Domingo passado fiz arqueologia digital no Mentes Brilhantes. Removi links mortos de 2008. Algumas ideias também estavam mortas. Outras, apenas começavam a viver.
Domingo passado fiz arqueologia digital no Mentes Brilhantes.
Removi links para os estudos da McKinsey sobre a War for Talent. Mortos. O InnovationJam da IBM. Extinto. O blog do Connectbeam sobre social computing. Desaparecido.
Atualizei o link para Michael Jacobides na London Business School. Ainda lá. A investigação da Elvira Fortunato sobre microeletrónica. Ainda relevante. Robert Kaplan e o Execution Premium. Ainda leitura obrigatória.
A surpresa não foi saber que links sobreviveram. Foi constatar que ideias se tornaram mais acutilantes.
Um post de 2008 sobre redes sociais corporativas previu que a Web 2.0 iria redesenhar os RH através de programas de alumni, plataformas de mentoring e onboarding colaborativo. Na altura soava especulativo. Hoje é infraestrutura.
Um post sobre “vantagem arquitetural” — controlar indústrias através de orquestração em vez de propriedade — parecia abstracto em 2008. Em 2026 descreve a Google, a Apple e toda a economia de plataformas.

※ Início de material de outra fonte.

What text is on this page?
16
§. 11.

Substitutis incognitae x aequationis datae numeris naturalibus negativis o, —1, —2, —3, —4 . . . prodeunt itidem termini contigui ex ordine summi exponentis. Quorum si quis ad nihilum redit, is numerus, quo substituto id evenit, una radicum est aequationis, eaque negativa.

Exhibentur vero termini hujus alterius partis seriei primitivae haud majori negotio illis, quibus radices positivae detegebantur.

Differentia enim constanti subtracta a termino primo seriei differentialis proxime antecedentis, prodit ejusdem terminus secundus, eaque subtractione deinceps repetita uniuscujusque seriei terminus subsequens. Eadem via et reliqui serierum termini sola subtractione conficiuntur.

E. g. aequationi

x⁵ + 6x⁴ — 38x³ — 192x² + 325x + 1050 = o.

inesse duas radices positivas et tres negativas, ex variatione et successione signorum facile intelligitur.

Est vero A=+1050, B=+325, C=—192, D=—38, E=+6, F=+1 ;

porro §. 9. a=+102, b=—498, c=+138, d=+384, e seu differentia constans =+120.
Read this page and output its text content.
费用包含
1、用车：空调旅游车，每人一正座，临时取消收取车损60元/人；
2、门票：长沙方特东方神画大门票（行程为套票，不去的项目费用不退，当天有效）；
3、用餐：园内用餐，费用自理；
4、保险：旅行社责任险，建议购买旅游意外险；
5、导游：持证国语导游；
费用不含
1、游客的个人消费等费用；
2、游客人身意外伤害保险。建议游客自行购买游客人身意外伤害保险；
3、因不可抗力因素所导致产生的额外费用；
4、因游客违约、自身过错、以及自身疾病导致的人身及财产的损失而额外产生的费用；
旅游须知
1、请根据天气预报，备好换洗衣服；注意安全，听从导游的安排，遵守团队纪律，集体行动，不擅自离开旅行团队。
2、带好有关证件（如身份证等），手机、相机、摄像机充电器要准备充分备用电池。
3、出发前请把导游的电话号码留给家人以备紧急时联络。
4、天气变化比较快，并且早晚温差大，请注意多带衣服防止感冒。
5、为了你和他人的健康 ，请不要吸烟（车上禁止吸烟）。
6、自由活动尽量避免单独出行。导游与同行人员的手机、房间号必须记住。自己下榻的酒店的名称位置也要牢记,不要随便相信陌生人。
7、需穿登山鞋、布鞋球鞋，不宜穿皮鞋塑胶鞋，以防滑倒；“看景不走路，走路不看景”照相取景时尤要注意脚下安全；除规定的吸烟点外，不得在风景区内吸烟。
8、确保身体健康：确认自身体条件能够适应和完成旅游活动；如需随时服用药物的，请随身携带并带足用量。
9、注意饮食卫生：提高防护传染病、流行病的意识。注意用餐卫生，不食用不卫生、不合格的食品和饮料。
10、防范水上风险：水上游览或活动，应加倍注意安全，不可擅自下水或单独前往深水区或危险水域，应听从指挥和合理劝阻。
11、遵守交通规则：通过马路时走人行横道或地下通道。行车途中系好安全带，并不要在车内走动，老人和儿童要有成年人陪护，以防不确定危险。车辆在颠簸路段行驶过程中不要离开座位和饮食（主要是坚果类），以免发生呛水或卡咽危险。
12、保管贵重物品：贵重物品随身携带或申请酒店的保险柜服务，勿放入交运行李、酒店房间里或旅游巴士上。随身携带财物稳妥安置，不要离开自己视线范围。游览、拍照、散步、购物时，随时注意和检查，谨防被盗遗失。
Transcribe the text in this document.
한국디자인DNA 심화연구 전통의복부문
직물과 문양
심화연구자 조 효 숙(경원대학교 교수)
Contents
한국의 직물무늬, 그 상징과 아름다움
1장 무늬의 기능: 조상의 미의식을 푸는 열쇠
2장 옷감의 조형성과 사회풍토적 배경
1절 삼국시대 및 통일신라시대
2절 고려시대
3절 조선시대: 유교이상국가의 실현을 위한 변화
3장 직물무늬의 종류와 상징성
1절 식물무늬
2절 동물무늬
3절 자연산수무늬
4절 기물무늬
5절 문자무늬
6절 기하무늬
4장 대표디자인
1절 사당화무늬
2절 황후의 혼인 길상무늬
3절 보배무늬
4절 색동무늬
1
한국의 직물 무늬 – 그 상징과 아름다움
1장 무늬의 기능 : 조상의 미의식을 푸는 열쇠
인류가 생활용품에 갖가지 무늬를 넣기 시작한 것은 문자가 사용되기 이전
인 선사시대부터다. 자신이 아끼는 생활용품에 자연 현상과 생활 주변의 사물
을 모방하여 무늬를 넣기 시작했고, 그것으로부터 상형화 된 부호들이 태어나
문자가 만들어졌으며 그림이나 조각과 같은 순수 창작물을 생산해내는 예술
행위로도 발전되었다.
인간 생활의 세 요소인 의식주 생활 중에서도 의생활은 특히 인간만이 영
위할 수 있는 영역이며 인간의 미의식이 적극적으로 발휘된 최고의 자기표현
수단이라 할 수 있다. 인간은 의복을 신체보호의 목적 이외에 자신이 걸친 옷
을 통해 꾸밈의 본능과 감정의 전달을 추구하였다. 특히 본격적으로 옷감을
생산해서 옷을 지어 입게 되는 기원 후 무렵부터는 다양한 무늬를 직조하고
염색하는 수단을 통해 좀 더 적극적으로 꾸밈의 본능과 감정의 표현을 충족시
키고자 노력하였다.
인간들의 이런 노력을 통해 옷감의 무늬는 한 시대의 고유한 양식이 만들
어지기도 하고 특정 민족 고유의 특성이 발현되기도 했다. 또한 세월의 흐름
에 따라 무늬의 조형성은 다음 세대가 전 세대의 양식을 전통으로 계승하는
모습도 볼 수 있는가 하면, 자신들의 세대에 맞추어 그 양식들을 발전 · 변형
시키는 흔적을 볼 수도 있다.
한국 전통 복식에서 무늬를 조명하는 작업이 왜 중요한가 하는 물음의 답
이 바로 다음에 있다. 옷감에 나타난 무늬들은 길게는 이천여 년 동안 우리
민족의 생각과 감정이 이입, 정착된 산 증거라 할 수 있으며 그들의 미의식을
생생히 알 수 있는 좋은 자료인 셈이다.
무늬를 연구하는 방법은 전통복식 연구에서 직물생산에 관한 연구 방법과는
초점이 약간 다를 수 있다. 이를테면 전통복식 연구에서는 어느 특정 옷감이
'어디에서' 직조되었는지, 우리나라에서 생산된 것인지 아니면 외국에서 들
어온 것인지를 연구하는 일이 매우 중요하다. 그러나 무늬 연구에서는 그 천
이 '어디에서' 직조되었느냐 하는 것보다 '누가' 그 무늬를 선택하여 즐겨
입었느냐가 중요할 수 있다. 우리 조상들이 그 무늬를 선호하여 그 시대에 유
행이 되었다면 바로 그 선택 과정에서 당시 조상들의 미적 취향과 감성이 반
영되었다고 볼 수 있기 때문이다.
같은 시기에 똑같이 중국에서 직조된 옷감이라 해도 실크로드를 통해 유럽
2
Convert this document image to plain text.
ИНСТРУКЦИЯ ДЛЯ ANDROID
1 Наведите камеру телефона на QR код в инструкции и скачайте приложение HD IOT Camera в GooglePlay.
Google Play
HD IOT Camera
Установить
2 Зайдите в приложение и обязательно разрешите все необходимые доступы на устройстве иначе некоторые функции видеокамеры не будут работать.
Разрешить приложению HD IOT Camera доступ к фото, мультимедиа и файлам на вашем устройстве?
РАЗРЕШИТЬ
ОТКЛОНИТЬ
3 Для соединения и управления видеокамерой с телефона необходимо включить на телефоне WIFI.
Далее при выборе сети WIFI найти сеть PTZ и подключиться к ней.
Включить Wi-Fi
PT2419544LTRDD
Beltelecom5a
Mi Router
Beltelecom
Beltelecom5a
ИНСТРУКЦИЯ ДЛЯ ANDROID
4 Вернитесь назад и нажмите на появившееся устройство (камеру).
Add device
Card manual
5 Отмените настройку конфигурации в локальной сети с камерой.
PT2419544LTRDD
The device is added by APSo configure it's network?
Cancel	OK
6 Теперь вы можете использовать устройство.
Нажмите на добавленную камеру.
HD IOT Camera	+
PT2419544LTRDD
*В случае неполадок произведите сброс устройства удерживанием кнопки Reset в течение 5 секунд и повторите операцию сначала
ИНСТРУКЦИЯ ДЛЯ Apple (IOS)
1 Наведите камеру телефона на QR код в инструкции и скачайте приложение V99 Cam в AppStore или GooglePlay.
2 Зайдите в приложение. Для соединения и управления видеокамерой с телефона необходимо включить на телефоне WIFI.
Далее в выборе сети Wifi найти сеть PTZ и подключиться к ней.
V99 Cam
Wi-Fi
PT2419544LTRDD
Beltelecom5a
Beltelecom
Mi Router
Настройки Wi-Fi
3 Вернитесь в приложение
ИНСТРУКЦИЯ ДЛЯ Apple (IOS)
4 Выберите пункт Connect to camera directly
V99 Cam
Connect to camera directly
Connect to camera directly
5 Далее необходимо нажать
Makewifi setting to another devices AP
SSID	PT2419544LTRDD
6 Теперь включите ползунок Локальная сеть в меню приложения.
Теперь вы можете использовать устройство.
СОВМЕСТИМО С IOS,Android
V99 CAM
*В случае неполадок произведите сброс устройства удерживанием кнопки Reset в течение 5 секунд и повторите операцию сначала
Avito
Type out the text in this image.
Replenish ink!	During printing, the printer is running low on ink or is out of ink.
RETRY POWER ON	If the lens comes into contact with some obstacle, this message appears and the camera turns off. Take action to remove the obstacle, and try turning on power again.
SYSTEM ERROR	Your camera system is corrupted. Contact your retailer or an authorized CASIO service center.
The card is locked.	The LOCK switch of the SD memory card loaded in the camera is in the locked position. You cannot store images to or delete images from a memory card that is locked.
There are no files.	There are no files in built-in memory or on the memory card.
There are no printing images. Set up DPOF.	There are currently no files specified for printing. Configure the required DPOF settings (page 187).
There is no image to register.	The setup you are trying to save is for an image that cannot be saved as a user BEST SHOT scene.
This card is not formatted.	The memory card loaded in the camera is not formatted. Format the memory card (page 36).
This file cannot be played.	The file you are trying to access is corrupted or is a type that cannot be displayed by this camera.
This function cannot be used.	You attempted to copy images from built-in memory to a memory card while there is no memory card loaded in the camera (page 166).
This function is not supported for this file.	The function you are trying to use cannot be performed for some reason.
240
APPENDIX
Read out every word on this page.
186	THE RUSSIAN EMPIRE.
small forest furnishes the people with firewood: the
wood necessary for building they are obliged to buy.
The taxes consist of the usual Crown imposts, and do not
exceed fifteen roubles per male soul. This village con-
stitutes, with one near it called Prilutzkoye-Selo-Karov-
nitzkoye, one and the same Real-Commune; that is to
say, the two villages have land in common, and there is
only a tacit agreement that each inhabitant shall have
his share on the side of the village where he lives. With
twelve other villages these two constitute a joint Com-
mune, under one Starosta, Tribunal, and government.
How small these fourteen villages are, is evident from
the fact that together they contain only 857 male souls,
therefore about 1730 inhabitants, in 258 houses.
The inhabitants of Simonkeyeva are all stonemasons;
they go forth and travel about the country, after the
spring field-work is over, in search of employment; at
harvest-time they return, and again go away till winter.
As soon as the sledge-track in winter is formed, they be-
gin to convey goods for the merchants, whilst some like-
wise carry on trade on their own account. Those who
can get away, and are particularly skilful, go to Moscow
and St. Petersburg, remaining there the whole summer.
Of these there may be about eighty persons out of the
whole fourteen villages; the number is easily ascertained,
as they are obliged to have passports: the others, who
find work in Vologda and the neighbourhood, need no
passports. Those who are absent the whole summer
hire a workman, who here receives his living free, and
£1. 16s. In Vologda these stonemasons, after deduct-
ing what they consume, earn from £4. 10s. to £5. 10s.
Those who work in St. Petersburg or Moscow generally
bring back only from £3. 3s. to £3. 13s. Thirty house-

Mas o post que me assombra é de 2008. Chamei-lhe o Efeito Laplace. A razão pela qual os investimentos em talento falham: a direção foca-se em resultados tácticos imediatos em vez de visão estratégica a médio prazo. Quando o negócio vira, cortam o orçamento de talento primeiro. Depois o talento sai. Depois o negócio vira outra vez.
Escrevi isso antes da crise de 2008. Tenho visto empresas repetir o padrão em todos os ciclos desde então — um verdadeiro paradoxo de Ícaro organizacional.
Links mortos são fáceis de corrigir. Ideias mortas são mais difíceis de enterrar.
Qual é a ideia mais antiga que escreveu e que afinal estava adiantada, não errada?